Mir ging noch einmal durch den Kopf, was sie gesagt hatte. Dass ich Gegenstand des örtlichen Tratsches sein könnte, war mir nie in den Sinn gekommen, doch eigentlich hätte es mir klar sein müssen. Wenn es das Gerede nicht gäbe, hätte unser Freund Enrique sich nicht so lange damit gequält, seine Homosexualität geheim zu halten. Aber wie sah man mich? War ich der Dorfcasanova oder eine männliche Schlampe? Wurde ich vielleicht sogar mit meinem Vater verglichen? Der Gedanke verursachte mir Unbehagen, dabei war ich bisher einfach Stolz darauf gewesen, einen guten Ruf bei den Frauen zu haben.

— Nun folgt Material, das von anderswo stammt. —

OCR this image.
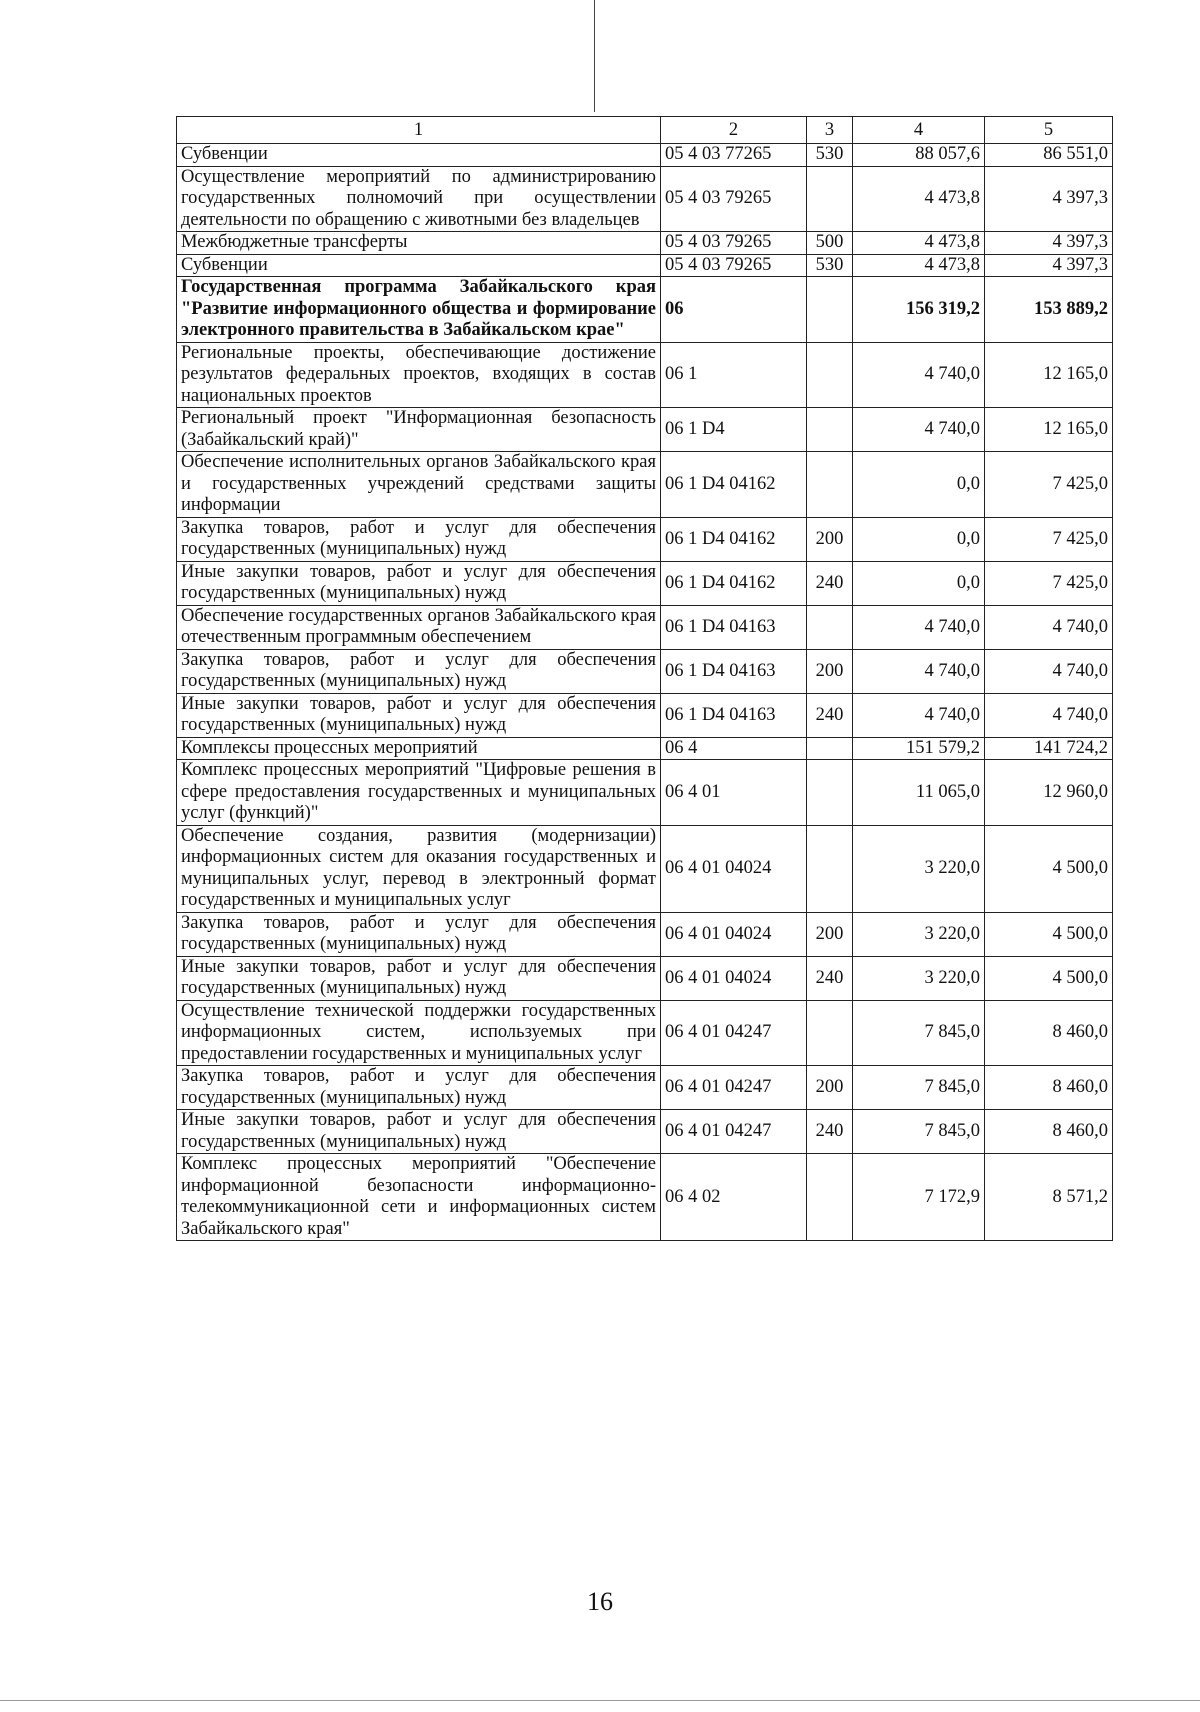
1	2	3	4	5
Субвенции	05 4 03 77265	530	88 057,6	86 551,0
Осуществление мероприятий по администрированию государственных полномочий при осуществлении деятельности по обращению с животными без владельцев	05 4 03 79265		4 473,8	4 397,3
Межбюджетные трансферты	05 4 03 79265	500	4 473,8	4 397,3
Субвенции	05 4 03 79265	530	4 473,8	4 397,3
Государственная программа Забайкальского края "Развитие информационного общества и формирование электронного правительства в Забайкальском крае"	06		156 319,2	153 889,2
Региональные проекты, обеспечивающие достижение результатов федеральных проектов, входящих в состав национальных проектов	06 1		4 740,0	12 165,0
Региональный проект "Информационная безопасность (Забайкальский край)"	06 1 D4		4 740,0	12 165,0
Обеспечение исполнительных органов Забайкальского края и государственных учреждений средствами защиты информации	06 1 D4 04162		0,0	7 425,0
Закупка товаров, работ и услуг для обеспечения государственных (муниципальных) нужд	06 1 D4 04162	200	0,0	7 425,0
Иные закупки товаров, работ и услуг для обеспечения государственных (муниципальных) нужд	06 1 D4 04162	240	0,0	7 425,0
Обеспечение государственных органов Забайкальского края отечественным программным обеспечением	06 1 D4 04163		4 740,0	4 740,0
Закупка товаров, работ и услуг для обеспечения государственных (муниципальных) нужд	06 1 D4 04163	200	4 740,0	4 740,0
Иные закупки товаров, работ и услуг для обеспечения государственных (муниципальных) нужд	06 1 D4 04163	240	4 740,0	4 740,0
Комплексы процессных мероприятий	06 4		151 579,2	141 724,2
Комплекс процессных мероприятий "Цифровые решения в сфере предоставления государственных и муниципальных услуг (функций)"	06 4 01		11 065,0	12 960,0
Обеспечение создания, развития (модернизации) информационных систем для оказания государственных и муниципальных услуг, перевод в электронный формат государственных и муниципальных услуг	06 4 01 04024		3 220,0	4 500,0
Закупка товаров, работ и услуг для обеспечения государственных (муниципальных) нужд	06 4 01 04024	200	3 220,0	4 500,0
Иные закупки товаров, работ и услуг для обеспечения государственных (муниципальных) нужд	06 4 01 04024	240	3 220,0	4 500,0
Осуществление технической поддержки государственных информационных систем, используемых при предоставлении государственных и муниципальных услуг	06 4 01 04247		7 845,0	8 460,0
Закупка товаров, работ и услуг для обеспечения государственных (муниципальных) нужд	06 4 01 04247	200	7 845,0	8 460,0
Иные закупки товаров, работ и услуг для обеспечения государственных (муниципальных) нужд	06 4 01 04247	240	7 845,0	8 460,0
Комплекс процессных мероприятий "Обеспечение информационной безопасности информационно-телекоммуникационной сети и информационных систем Забайкальского края"	06 4 02		7 172,9	8 571,2
16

Angelina kam wieder ins Wohnzimmer und erst jetzt fiel mir auf, dass da eine weitere Tür war.
»Ich war so durch den Wind, dass ich dir nicht einmal etwas zu trinken angeboten habe«, stellte sie schuldbewusst fest. »Noch ein Glas Wein vor dem Schlafengehen?«
»Lieber nicht.« Mir war es wichtig, dass ich einen klaren Kopf bewahrte, um meine Hände bei mir zu behalten, auch wenn eine verführerische Frau neben mir lag. Hatte ich schon jemals mit einer das Bett geteilt, ohne erotische Absichten zu haben? Ich konnte mich nicht daran erinnern.